DEUX RÉPONSES À UNE ENQUÊTE SUR « LA RESPONSABILITÉ DU SCIENTIFIQUE »

EN 1954, LA REVUE DE PIERO CALAMANDREI, Il Ponte, lançait une vaste enquête sur « la responsabilité du scientifique », dont elle publia les premières réponses dans son fascicule de juin de la même année (sans doute y eut-il d’autres réponses, mais il semble que Il Ponte ait abandonné le projet de les publier). Ces réponses étaient signées de Massimo Aloisi, Edoardo Amaldi, Norberto Bobbio, Guido Calogero, Giuseppe Capograssi, Gustavo Colometti, Eugenio Garin, Arturo Carlo Jemolo, et Salvatore Satta. Ce qui avait donné l’idée de cette enquête, c’était « le cas Oppenheimer ».

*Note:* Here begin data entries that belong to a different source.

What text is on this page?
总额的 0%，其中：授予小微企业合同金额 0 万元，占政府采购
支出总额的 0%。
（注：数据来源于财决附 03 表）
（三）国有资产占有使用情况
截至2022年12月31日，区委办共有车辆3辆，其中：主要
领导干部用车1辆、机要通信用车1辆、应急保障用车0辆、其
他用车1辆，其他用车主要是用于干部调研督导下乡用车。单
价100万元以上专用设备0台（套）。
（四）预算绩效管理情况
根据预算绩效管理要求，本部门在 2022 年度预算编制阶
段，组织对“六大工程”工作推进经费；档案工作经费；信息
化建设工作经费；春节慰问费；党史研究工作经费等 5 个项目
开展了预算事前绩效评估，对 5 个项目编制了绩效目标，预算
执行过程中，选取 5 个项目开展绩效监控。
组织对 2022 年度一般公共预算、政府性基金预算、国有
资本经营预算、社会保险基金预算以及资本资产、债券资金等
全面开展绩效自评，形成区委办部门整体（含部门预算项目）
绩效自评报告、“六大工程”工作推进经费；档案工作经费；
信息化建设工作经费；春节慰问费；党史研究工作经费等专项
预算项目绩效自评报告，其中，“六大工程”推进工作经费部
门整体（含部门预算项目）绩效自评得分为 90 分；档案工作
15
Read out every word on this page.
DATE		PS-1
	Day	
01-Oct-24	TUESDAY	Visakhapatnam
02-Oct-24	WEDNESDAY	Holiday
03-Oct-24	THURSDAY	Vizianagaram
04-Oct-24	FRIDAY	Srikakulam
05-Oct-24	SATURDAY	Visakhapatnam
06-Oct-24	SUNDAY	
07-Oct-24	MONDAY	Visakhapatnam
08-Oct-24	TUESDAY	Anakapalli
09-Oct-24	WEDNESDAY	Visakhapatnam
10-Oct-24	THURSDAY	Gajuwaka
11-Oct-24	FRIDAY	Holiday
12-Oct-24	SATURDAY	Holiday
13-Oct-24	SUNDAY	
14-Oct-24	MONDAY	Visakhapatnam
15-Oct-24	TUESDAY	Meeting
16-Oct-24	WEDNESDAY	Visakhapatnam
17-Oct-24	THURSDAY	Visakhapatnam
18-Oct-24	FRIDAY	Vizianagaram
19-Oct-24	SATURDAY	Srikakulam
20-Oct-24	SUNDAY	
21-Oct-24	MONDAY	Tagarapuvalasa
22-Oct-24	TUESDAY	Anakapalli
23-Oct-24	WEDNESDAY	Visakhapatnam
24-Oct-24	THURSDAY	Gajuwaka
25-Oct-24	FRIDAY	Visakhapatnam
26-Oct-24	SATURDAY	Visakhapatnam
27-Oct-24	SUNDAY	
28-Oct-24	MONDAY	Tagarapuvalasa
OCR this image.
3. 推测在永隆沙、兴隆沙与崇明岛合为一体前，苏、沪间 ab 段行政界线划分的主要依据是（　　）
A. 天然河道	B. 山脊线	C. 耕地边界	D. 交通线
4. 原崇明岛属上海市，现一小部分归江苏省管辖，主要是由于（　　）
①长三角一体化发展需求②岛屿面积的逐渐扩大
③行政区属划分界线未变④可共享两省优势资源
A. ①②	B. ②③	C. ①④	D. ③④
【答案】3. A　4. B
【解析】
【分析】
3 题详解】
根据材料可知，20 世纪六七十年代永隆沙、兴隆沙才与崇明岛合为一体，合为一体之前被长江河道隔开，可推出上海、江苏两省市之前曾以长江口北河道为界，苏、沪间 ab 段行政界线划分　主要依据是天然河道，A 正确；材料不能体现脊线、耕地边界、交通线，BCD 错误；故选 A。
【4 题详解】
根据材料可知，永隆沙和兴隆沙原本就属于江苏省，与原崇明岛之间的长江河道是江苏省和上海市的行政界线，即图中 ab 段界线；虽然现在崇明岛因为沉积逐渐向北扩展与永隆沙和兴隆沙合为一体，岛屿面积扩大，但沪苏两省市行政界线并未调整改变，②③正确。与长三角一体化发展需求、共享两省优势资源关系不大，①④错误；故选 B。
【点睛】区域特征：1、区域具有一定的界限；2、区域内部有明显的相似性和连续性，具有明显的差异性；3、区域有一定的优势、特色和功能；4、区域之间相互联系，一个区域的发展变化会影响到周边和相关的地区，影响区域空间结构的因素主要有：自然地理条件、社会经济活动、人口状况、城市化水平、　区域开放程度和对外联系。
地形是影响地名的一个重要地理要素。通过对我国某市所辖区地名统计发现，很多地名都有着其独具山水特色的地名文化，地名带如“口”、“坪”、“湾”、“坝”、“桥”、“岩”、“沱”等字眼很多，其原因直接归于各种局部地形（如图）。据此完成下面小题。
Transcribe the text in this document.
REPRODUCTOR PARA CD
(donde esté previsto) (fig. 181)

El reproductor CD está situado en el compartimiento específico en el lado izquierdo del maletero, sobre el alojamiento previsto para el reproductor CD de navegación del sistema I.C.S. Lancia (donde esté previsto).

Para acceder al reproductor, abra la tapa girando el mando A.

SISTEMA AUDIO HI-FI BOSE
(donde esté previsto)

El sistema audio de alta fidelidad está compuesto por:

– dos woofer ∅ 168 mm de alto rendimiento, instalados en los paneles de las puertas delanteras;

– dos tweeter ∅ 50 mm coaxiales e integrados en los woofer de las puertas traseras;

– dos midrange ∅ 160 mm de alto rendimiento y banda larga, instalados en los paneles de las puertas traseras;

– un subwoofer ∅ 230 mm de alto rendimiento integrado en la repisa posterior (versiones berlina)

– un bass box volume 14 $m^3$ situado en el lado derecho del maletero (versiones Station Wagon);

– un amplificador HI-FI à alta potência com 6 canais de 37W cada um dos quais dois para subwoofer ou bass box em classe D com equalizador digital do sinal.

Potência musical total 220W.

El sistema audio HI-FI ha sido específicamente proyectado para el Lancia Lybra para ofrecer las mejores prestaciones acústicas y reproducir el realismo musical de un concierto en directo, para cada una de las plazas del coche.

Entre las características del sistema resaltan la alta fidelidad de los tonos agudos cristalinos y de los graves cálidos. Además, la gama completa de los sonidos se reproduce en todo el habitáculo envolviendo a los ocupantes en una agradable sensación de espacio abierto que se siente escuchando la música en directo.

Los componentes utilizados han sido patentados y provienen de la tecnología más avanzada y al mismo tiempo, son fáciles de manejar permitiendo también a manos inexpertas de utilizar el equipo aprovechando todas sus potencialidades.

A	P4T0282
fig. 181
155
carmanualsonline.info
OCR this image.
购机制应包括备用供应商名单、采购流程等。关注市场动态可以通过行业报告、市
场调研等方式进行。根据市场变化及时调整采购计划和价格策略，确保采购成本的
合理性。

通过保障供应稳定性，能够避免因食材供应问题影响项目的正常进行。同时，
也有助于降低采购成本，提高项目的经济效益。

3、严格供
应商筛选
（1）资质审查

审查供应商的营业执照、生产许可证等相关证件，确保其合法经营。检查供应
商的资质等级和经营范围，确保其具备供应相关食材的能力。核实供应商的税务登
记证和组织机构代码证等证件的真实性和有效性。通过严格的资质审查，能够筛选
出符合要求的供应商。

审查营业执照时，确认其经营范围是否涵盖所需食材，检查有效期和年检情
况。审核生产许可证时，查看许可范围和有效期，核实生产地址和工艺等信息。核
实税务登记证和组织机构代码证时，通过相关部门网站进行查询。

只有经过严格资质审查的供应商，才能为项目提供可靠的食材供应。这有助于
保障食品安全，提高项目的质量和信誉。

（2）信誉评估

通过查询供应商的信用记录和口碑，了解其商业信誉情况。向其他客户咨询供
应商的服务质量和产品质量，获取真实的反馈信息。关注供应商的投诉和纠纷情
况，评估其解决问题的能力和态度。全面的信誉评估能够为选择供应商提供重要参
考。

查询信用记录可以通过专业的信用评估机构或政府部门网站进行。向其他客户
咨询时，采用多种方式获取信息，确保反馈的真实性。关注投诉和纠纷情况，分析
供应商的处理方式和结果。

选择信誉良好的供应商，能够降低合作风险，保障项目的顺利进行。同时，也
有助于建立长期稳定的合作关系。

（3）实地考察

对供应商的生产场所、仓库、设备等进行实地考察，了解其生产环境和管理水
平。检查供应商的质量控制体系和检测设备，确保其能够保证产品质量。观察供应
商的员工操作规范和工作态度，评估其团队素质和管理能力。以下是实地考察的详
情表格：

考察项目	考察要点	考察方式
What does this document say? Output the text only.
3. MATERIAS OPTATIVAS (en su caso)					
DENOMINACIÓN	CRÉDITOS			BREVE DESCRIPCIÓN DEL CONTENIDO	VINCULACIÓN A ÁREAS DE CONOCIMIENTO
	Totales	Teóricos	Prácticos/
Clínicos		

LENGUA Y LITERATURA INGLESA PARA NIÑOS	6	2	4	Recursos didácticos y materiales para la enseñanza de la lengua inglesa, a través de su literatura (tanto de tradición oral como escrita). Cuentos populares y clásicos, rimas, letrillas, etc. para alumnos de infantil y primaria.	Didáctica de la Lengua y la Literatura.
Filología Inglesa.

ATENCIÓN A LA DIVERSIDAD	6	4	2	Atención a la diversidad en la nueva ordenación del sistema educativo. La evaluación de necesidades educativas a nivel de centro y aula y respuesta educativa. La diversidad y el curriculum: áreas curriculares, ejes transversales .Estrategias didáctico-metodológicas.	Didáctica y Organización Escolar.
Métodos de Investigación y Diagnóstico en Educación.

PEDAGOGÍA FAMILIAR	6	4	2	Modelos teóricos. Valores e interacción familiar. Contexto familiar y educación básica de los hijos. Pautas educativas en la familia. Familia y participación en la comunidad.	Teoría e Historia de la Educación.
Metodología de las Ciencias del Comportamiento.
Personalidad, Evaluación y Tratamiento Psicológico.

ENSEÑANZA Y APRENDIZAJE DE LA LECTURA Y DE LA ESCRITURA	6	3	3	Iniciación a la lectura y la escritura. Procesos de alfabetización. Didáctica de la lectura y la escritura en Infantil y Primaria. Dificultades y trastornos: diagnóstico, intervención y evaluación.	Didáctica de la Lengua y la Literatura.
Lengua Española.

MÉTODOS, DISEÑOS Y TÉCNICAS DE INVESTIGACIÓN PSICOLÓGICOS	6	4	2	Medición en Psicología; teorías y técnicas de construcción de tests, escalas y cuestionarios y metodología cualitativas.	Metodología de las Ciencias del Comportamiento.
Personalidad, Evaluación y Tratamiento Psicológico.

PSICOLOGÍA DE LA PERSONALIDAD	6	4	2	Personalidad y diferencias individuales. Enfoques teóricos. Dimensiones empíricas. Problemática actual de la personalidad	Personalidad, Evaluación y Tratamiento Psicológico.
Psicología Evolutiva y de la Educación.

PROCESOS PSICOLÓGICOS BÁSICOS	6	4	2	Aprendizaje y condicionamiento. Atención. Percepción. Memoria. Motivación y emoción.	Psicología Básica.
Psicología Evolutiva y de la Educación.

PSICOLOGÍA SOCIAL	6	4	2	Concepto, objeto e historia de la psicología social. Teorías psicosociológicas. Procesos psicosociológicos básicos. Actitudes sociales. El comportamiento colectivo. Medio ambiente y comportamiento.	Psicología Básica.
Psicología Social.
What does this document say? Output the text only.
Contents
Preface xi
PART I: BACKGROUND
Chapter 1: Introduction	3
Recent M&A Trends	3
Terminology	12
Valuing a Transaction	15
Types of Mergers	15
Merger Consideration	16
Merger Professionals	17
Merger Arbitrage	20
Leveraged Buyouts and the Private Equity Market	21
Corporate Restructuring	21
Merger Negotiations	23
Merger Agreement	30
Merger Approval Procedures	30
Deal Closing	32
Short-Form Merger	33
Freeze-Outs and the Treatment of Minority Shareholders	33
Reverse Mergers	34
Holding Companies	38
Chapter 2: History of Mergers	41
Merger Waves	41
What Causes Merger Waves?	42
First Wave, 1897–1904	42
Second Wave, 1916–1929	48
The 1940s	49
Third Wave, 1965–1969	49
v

Voici comment Il Ponte présentait son dessein : 

« Le cas du physicien Oppenheimer, qui, après avoir collaboré à la consruction de la bombe atomique, a été soumis à une enquête pour avoir hésité, en raison de considérations morales et humanitaires, face aux effrayantes perspectives ouvertes par les bombes thermonucléaires, a mis typiquement en lumière aux yeux du monde entier le tragique problème de conscience où peut se trouver le savant mené par sa recherche scientifique, qui ne vise qu’à la quête de la vérité, à des découvertes terrifiantes qui, traduites en pratique, peuvent servir au massacre et à la destruction du monde. Le point essentiel du problème a été mis plus encore en évidence par la décision que la Commission d’enquête a prononcée sur ce cas ces derniers jours, en reconnaissant d’une part la loyalty politique de l’intéressé, mais en lui interdisant de l’autre de continuer à travailler dans la recherche atomique, parce qu’il représentait un danger en raison de “son peu d’enthousiasme” pour la bombe H. La Commission, en somme, tout en ayant reconnu le caractère infondé de l’accusation portée contre lui, celle d’avoir fait obstacle au programme de la bombe H, a cependant jugé qu’il entrait dans la zone des hommes politiquement dangereux (la zone du security risk) pour des raisons négatives, c’est-à-dire pour n’avoir pas donné au programme “l’appui enthousiaste” qui aurait servi à accélérer la réalisation de l’arme thermonucléaire.